The team of scholars is embarking on an ambitious project to help scale early-grade reading interventions, working with government and civil society partners in Kenya, Senegal and Uganda. Their research will inform policy to address poverty in a variety of low- and middle-income contexts, from countries in the Global South to marginalized communities within the United States.
“Learning poverty limits children’s future potential and has harmful long-term effects on the trajectory of their lives,” said lead scholar TJ D’Agostino, assistant professor of the practice at Notre Dame’s Keough School of Global Affairs and a core faculty affiliate of the school’s Pulte Institute for Global Development. “That’s the problem we want to address.
Boosting functional literacy: a poverty reduction strategy
As an education policy scholar who focuses on sub-Saharan Africa, D’Agostino knows firsthand how early education interventions can help children build life-altering skills such as functional literacy.
Functional literacy means being able to read, write and work with numbers in order to manage daily living and employment tasks beyond a basic level, D’Agostino said.

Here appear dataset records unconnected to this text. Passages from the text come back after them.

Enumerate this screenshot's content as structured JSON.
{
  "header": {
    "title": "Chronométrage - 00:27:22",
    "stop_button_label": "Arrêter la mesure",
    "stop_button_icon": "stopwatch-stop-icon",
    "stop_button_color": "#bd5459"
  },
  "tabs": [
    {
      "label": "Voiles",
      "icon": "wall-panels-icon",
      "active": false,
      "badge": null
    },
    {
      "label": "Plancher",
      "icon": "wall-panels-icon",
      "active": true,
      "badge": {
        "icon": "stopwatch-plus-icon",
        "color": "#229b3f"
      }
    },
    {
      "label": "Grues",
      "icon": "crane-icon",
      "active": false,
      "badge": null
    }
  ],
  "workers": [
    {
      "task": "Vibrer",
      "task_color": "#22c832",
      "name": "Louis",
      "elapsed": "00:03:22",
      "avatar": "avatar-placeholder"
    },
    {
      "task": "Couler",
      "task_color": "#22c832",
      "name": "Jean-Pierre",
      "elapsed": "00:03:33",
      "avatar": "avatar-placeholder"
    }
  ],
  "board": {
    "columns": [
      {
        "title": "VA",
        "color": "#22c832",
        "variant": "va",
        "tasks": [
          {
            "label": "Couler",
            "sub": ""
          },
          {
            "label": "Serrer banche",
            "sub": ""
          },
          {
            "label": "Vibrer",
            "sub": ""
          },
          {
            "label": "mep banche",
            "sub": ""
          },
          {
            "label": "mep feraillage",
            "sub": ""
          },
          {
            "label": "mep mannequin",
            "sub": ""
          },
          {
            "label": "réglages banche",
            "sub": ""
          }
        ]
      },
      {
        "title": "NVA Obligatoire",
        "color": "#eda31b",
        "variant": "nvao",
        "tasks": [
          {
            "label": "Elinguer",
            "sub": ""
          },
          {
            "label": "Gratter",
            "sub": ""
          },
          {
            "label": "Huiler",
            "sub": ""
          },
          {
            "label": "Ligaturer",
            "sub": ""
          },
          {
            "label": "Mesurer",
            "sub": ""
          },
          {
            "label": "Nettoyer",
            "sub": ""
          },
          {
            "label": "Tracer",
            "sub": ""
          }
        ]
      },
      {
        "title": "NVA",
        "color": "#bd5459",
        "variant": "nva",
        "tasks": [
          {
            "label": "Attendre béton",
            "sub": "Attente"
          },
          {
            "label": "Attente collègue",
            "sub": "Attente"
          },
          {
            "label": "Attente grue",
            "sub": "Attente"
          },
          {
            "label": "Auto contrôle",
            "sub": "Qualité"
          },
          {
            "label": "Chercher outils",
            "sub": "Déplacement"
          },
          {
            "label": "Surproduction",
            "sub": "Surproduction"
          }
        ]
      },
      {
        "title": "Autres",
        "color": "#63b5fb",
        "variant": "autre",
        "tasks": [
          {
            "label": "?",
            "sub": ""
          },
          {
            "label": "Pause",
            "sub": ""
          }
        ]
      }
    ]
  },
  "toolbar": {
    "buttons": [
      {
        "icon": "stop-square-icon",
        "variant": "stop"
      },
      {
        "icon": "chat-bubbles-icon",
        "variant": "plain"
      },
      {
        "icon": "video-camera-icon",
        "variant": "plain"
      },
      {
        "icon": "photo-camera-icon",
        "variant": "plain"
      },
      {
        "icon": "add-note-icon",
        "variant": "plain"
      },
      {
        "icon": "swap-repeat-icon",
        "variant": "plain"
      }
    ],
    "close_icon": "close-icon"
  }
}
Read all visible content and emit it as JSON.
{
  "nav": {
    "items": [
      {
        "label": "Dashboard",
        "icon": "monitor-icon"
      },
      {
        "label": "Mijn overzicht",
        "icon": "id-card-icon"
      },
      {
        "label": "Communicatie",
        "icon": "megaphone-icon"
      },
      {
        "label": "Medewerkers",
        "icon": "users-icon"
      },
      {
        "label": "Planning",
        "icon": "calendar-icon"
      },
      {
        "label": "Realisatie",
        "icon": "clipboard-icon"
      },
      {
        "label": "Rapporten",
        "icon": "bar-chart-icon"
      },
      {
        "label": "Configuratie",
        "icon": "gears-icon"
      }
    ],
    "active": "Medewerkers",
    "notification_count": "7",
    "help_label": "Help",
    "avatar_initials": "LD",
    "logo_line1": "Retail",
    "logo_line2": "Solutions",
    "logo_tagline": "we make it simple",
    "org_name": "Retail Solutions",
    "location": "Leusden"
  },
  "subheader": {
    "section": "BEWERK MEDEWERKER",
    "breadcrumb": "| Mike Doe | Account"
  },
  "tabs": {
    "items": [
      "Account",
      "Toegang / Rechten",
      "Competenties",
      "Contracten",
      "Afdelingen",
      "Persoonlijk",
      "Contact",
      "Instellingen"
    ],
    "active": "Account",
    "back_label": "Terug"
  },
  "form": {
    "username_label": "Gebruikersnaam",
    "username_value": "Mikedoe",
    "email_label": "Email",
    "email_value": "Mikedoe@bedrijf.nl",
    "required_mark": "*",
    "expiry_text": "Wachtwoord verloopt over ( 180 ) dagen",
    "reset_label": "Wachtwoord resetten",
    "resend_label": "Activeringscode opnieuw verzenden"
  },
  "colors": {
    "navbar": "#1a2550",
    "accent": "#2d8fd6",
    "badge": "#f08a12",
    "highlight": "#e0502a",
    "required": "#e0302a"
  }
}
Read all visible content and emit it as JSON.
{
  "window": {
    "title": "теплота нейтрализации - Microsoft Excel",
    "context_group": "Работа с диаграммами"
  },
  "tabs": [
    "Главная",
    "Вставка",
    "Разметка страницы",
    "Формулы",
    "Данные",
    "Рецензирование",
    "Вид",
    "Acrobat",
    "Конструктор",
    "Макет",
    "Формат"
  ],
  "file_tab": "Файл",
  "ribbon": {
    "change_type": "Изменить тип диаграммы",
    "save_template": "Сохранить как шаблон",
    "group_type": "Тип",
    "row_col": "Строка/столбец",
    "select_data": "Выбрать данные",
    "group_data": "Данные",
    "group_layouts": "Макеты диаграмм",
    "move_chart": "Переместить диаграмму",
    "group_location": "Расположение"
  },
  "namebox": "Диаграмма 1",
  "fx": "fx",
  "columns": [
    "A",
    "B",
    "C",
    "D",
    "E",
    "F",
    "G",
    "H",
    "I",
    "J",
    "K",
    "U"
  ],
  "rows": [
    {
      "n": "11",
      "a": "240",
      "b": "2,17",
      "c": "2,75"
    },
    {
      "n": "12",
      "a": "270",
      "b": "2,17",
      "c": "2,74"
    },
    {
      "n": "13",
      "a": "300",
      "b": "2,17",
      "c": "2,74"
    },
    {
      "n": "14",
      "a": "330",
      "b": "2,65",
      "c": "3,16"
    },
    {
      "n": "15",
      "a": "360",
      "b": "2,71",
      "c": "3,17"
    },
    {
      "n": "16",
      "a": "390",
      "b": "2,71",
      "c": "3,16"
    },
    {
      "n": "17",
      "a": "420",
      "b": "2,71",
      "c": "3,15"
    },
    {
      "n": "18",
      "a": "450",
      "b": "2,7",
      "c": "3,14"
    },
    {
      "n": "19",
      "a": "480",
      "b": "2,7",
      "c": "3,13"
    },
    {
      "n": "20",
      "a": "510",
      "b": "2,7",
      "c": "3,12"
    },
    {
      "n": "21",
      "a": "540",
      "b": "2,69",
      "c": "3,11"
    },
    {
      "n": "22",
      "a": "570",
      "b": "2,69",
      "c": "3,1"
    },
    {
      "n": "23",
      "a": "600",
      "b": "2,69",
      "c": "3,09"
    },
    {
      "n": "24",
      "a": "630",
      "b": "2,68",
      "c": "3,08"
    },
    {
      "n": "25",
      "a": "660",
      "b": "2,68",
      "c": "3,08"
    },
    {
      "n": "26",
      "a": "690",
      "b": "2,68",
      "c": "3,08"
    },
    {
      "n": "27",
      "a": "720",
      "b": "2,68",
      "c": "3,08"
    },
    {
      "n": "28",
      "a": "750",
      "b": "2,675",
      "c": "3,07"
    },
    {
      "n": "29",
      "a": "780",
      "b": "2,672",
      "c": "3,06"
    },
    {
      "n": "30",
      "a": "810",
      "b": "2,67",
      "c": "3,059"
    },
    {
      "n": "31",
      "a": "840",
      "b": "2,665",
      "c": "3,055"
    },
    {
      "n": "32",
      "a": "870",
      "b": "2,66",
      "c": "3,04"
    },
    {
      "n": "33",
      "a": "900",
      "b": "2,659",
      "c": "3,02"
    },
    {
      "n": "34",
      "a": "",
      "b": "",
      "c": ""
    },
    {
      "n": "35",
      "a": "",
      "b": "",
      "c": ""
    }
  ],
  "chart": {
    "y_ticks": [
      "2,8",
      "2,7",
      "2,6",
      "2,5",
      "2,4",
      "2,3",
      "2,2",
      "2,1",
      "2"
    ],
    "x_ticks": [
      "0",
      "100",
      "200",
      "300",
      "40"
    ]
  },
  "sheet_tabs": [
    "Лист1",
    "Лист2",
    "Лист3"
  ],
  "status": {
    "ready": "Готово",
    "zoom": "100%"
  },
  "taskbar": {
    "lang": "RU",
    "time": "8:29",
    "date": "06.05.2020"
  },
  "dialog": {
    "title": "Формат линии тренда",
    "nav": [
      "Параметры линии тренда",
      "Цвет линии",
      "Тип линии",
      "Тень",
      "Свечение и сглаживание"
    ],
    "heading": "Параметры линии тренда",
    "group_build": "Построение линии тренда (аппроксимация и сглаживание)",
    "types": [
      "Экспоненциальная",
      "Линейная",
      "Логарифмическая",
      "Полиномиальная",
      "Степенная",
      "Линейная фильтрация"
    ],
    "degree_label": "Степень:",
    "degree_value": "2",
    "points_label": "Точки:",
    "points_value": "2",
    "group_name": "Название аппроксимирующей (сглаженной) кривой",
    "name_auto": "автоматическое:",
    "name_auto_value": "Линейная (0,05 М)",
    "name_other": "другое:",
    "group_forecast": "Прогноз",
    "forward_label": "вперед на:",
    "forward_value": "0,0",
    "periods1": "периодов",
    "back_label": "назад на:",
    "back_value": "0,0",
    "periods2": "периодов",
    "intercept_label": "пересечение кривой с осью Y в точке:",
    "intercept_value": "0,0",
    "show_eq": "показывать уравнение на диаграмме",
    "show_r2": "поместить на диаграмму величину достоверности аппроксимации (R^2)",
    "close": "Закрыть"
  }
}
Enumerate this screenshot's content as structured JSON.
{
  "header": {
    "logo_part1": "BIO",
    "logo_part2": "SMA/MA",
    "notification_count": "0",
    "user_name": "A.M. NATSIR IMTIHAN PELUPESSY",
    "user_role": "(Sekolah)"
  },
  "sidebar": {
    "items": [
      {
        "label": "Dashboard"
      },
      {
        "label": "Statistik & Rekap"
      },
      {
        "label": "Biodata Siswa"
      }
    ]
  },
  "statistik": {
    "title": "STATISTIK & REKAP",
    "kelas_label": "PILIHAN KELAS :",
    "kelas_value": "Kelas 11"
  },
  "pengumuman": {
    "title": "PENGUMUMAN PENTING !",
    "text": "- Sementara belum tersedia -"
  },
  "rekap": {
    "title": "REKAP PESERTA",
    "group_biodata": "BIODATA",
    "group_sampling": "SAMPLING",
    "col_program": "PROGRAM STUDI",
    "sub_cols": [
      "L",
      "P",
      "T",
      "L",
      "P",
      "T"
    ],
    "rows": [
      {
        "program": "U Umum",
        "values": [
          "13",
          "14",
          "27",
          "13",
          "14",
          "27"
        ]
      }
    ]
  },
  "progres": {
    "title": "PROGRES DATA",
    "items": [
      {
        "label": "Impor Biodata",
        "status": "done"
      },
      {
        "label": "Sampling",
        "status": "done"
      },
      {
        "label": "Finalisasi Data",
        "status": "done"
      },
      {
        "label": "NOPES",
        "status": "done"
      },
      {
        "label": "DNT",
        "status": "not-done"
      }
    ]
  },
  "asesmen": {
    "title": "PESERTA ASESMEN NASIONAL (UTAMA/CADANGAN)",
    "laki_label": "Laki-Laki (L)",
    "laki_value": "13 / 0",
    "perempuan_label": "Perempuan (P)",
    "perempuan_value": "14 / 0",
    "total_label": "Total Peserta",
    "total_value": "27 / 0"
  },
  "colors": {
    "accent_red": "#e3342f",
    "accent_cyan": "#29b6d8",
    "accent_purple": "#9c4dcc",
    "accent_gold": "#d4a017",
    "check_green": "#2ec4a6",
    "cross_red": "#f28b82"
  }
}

Building these skills opens the door to continue learning in school and beyond, unlocking job opportunities and a certain level of financial stability.
“There is significant evidence that the acquisition of cognitive skills, particularly in literacy and mathematics, drives economic opportunity, social mobility and poverty reduction,” D’Agostino said.
Addressing education inequality
But in many low- and middle-income countries, children face obstacles that prevent them from achieving this important early step, D’Agostino said. Many students begin their education with vulnerabilities that may inhibit their learning and development.
In particular, many students arrive at school with low levels of spoken language skills and may not have access to print materials at home, D’Agostino said. And the education systems they encounter often have multiple issues. Teachers may teach in a language, such as French or English, that children don't fully understand. Schools often struggle with a lack of resources. In addition, they are not always able to provide effective remedial help for students who need it.
Scaling early-grade reading interventions to help students succeed
To meet these challenges and help students succeed, Notre Dame’s research team will work with partners on the ground to study, adapt and scale four types of evidence-based interventions:
- Quality classroom instruction (starting in languages children know) in foundational literacy and mathematics skills, in part by providing the necessary materials, teacher training and coaching.
- Differentiated small-group instruction targeted to different learning levels and addressing specific skill gaps, often delivered after school and during summer camps. The approach, known as “teaching at the right level,” is currently the foundational learning intervention globally.
- Targeted, tiered systems of socio-emotional support.
- Community activities and home visits to promote oral language development, encourage regular reading and improve school attendance.
Providing evidence to inform global education policy and practice
“Our research team has two goals with these next-generation interventions,” D’Agostino said. “We want to demonstrate their effectiveness in helping students achieve functional literacy. We also want to refine and iterate the design of these interventions to optimize them. This involves understanding what works, for whom, under what conditions and why.”
By answering these questions, the research team can help scale and adapt interventions to different contexts and make a larger impact on global education policy and practice.
Notre Dame’s cross-disciplinary research team also includes Maurice Sikenyi, an education and global development scholar from Kenya who serves as the assistant director of the Ford Program in Human Development Studies and Solidarity at the Keough School’s Kellogg Institute for International Studies; Patrizio Piraino, professor of education, labor, and development at the Keough School and the director of the Ford Program; and Fernanda Soares, assistant research professor with the Global Center for the Development of the Whole Child, part of the University’s Institute for Educational Initiatives.
“Thanks to the generosity of our benefactors, Notre Dame researchers have a dream opportunity to work closely with top-tier partners in Uganda, Kenya and Senegal,” D’Agostino said. “Together, we will address key evidence gaps, adapt what works and ultimately inform global education policy and practice to build pathways out of poverty. We know education is one of the most powerful levers we can pull to help improve the lives of the most vulnerable.”